Table of Contents
Introduction
Since 1950, local National Weather Service offices have tracked reports of severe and hazardous weather. These reports are compiled in a large online repository known as the National Center for Environmental Information (NCEI) Storm Events database. These reports serve as a record of the toll that weather takes across the U.S., logging fatalities, injuries and damage. They also serve as a great way to identify events to study, and that is where my Storm Events Filter becomes relevant.
The Storm Events Filter
The Storm Events Filter is a prompt-based python program, available on GitHub. It helps the user to identify cases based on a combination of geographic, temporal, and hazard criteria. It arose from a need: I was looking to identify marginal supercells for a research project. I wanted to find records in the Storm Events database associated with hail between 1″-1.75″ where no tornadoes or thunderstorm wind reports of 80 knots or greater occurred within 250 km of the hail report. Putting this database together by combing through the database manually, or even with the assistance of AI, looked to be a daunting task. With the Storm Events Filter, this search becomes trivial.

To run the Storm Events Filter, one must simply download the repository from GitHub, install a couple of commonly-used python packages, and download the raw NCEI comma separated value (CSV) files. Once the program knows where to find the storm reports, constructing a dataset of cases is as simple as running the program and following the prompts. I provide a walk-through video for the Storm Events Filter on YouTube.
Users can search within the entire continental U.S., or by region (state-based), by sub-region (county-based), by state(s), or by county(-ies). Storm reports can be identified based on their spatial and temporal proximity to a weather balloon sounding or a radar site. Reports can be confined to a specific range of years, months, days, or time of day. A search function scans the text for user-inputted terms such as “supercell”, “microburst”, or specific town names.
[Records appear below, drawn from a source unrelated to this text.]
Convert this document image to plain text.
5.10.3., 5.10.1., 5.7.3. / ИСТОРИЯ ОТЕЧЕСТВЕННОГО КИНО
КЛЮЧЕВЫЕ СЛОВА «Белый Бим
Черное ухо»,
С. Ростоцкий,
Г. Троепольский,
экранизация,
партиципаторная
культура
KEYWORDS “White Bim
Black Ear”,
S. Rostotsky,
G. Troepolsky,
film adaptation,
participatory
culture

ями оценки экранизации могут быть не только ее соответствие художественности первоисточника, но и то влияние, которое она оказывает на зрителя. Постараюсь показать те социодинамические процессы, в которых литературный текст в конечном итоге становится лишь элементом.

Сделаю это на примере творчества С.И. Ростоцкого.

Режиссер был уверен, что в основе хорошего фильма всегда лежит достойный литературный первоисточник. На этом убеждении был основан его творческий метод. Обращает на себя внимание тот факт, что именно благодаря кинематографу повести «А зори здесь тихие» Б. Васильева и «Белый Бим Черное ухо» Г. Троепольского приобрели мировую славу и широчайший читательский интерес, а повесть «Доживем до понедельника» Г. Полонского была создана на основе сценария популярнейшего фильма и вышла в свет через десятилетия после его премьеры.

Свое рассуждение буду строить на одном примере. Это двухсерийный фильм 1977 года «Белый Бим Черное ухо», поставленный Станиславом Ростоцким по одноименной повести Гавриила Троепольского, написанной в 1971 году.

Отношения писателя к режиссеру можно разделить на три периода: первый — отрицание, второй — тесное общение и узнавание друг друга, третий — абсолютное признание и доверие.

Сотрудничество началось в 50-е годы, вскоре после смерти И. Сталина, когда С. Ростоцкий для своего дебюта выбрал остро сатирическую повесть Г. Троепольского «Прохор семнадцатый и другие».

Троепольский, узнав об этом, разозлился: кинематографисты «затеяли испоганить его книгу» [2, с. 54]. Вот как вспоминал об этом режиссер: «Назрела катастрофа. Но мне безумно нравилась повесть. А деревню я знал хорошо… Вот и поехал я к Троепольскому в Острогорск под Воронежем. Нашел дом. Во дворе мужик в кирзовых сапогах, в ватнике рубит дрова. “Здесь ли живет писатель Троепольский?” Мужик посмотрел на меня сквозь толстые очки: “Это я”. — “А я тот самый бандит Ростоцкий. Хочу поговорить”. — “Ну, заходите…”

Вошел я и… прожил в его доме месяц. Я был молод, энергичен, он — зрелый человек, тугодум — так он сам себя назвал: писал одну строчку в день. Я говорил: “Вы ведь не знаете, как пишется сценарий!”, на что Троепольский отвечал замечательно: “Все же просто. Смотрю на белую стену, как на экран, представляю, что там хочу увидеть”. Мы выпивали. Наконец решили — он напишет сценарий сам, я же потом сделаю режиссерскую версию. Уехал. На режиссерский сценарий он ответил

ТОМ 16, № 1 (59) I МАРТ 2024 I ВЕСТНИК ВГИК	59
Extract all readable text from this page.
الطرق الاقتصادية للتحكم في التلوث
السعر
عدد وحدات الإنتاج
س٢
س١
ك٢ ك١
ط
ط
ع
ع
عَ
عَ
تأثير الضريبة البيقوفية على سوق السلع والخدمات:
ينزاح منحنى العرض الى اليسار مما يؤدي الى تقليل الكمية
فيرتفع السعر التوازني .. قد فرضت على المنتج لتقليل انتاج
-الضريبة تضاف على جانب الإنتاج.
The most robust functionality of the Storm Events Filter lies in its ability to hone in on various combinations of hazard types of varying intensity. The user is prompted to select the primary hazard for which the program will scan. The user can set multiple, independent hazards, each of which may be tied to secondary hazards. For the search that I described above, the user would set the primary hazard to hail, magnitude 1-1.75″, with one secondary hazard of tornado (set to exclude) and a second secondary hazard of wind, sent to exclude reports of 80 knots and above.
Applications of the Storm Events Filter
The intent behind the Storm Events Filter is to facilitate the construction of specific datasets that represent a constrained set of environmental conditions for the deep interrogation of atmospheric processes. By identifying cases with a common set of geographical and temporal bounds that produced a similar range of hazards, the filtering process limits the range of atmospheric behavior, with the goal of simplifying how researchers understanding the complex interactions that give rise to weather hazards.
The Storm Events Filter lays important groundwork for an even more sophisticated tool that I’m currently developing. This new program utilizes the process-based framework described in a recent post and is intended to support both real-time forecasting and the interrogation of archived cases. I am hoping that it will be released publicly by the end of March.